MARCH 19, 1955
ROME—When I visited the headquarters of the Food and Agriculture Organization of the United Nations here I met a gentleman named F.L. Macdougall of Australia whom I had not seen in more than 10 years. Mr. Macdougall had written a memorandum which found its way to my desk in the White House. I invited him to lunch and became so interested in his suggestions that I invited him to dine with my husband. There followed later a conference which he attended at Hot Springs, Va., where FAO actually came into being.
Soon after, Mr. Macdougall attended the ceremony in the White House instituting FAO, which I have always remembered because it was the first international ceremony at which the flags of the U.N. countries were put on the table where the representatives of the various countries were signing the necessary documents.
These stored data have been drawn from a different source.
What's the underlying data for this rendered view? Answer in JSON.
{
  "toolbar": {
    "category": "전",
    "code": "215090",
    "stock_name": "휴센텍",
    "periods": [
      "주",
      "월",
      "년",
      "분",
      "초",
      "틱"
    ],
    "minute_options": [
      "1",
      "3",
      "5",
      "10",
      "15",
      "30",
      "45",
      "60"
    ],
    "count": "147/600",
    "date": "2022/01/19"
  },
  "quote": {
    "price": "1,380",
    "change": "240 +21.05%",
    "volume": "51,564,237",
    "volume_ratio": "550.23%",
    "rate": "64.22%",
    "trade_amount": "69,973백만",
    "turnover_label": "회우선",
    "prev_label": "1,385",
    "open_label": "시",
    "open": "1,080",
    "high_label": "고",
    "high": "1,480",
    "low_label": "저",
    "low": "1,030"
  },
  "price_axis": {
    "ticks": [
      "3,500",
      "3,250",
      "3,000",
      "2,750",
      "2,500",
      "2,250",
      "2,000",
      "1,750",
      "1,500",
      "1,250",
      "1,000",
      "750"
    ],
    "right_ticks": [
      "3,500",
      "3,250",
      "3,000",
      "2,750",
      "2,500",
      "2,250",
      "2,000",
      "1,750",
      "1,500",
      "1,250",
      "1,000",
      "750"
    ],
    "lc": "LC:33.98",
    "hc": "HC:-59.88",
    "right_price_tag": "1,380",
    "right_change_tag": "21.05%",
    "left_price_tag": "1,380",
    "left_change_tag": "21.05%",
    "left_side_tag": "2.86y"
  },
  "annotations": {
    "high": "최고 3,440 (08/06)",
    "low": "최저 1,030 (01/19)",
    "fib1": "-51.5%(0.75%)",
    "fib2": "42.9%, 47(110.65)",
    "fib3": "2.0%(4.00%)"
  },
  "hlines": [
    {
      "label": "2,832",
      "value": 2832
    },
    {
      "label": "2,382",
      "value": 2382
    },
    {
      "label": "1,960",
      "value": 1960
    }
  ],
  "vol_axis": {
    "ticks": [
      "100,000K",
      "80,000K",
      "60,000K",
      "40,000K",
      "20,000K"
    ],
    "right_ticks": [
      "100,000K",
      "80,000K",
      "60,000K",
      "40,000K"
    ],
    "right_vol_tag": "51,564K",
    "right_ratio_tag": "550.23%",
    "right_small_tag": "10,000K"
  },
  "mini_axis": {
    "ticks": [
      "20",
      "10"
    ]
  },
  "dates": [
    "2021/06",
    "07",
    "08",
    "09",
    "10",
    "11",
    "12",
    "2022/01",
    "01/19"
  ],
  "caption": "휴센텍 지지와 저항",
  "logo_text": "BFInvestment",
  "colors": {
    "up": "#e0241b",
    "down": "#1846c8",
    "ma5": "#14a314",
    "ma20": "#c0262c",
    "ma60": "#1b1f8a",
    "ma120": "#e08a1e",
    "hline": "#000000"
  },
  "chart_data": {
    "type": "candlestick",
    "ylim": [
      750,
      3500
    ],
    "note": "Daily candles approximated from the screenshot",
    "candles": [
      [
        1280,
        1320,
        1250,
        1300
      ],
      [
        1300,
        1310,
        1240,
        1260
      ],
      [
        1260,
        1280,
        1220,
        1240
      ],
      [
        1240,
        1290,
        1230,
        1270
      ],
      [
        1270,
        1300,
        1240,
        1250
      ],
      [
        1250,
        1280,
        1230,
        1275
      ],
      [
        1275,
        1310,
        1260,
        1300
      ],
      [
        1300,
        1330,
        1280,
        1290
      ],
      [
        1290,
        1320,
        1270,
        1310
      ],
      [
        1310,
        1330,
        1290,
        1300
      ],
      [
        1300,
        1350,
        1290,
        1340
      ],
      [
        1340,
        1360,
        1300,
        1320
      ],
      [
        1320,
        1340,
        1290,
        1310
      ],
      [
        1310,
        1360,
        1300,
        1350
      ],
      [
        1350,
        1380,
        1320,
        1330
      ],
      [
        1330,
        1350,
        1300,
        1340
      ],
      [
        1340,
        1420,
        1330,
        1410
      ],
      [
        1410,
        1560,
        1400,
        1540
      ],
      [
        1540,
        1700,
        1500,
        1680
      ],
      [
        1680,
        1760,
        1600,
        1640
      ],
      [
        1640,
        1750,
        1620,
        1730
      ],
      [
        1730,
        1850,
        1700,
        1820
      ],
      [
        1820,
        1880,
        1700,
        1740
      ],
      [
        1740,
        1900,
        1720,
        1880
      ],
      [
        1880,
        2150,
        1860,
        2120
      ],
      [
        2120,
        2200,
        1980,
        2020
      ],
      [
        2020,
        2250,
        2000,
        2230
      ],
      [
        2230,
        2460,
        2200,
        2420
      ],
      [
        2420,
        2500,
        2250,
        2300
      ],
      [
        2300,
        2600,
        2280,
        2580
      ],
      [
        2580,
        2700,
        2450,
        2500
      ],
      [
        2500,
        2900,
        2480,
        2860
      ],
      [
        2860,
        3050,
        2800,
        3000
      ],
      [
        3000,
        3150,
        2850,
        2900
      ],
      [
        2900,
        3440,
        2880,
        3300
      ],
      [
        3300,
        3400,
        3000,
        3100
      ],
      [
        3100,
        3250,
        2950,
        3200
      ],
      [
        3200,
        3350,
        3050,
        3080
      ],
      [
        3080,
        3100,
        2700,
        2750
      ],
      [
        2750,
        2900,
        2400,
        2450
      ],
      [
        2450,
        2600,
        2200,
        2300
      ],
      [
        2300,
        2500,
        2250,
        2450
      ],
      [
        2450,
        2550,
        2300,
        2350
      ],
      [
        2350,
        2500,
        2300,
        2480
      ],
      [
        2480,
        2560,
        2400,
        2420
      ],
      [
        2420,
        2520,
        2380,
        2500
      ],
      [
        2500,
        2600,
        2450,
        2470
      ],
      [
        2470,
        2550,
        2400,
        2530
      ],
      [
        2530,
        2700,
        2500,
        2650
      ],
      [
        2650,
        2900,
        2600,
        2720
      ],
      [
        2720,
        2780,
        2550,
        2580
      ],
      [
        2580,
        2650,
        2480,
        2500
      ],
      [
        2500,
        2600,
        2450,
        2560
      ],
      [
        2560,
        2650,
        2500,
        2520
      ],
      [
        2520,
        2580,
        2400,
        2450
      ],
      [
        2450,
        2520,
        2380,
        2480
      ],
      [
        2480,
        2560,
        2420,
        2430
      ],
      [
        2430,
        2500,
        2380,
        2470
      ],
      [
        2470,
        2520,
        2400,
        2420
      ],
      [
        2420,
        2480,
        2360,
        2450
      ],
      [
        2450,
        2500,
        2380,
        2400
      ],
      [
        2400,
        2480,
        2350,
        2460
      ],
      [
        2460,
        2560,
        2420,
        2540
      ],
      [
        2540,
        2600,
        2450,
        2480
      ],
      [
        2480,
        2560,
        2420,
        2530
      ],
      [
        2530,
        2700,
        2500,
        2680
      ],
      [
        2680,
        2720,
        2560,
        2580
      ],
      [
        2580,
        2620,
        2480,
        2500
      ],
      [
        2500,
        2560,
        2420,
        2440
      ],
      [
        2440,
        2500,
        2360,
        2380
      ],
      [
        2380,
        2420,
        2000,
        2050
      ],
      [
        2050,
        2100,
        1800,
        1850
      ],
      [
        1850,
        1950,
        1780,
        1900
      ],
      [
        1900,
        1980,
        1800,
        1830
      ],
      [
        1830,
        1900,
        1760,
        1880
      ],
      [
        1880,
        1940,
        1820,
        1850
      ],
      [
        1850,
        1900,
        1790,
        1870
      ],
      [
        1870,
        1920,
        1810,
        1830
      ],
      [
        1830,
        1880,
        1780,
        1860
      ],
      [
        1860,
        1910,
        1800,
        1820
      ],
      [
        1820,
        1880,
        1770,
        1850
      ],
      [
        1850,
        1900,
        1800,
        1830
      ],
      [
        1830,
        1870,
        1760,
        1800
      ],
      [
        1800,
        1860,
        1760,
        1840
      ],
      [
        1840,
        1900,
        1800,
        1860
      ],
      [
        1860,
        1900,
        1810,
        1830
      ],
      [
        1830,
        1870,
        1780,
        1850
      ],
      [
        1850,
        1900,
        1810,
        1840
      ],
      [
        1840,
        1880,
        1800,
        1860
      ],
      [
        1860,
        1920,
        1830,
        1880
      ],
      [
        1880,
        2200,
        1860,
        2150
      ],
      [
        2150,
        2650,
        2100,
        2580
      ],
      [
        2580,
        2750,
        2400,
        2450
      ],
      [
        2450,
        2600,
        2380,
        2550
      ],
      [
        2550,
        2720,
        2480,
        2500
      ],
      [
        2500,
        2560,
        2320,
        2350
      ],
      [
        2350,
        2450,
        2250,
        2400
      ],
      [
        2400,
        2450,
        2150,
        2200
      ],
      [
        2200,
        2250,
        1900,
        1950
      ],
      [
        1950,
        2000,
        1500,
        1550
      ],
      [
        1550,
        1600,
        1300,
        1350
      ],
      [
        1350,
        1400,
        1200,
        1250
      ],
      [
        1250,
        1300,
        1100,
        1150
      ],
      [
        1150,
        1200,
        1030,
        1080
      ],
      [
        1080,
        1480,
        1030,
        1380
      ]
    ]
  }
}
This specialized agency came into being under the U.N. Declaration and before the Charter was written. I had forgotten the sequence of events which led up to its final formation.
Mr. Macdougall and I made a recording here and he presented me with a book which has just been written as a history of FAO. In the book, he tells me, he told the story of our meeting. I had received a copy of this book before leaving on this trip but decided it was too heavy to bring with me. So I shall return to it with great interest when I reach home.
We went shopping this morning and saw some lovely table linens, handmade gloves, and leather goods of all kinds. Then we lunched at the Embassy and I saw Ambassador Clare Boothe Luce. Mrs. Luce was quite remarkable, I thought, being so apparently calm and carefree as she is about to start on a long journey. She must have had many things on her mind but she had gathered her staff together for a buffet luncheon and I enjoyed meeting so many Americans.
I also again had the pleasure of seeing the Director-General of the FAO, Dr. Philip V. Cardon, an American long trained in our Federal agricultural service. He and his wife had a most-interesting trip around the world this past year and they are the kind of people who can get the most out of contacts with other countries because they see so quickly where the interests of everyone tie in to the fundamental development of all peoples and countries in the world.
I only wish scientists were as good at disseminating information as they are at acquiring it. I could listen to Dr. Cardon for hours, but I don't think it has occurred to him to put down for the benefit of people all over the world and especially in the U.S. some of the things which he shared with us at luncheon. And yet they are of great importance to all of us.
In the afternoon we drove to a diagnostic clinic just outside of Rome and then quite a distance from Rome to a boys' town patterned after the late Father Flanagan's Boys' Town at home. I am told that both the priests in charge of the boys' settlement here are marvelous people but, unfortunately, they were away. However, a most enthusiastic young woman accompanied us. It was wonderful to see how much our American unions have done to help these boys. The layout is magnificent and the boys certainly have every opportunity to learn a variety of trades.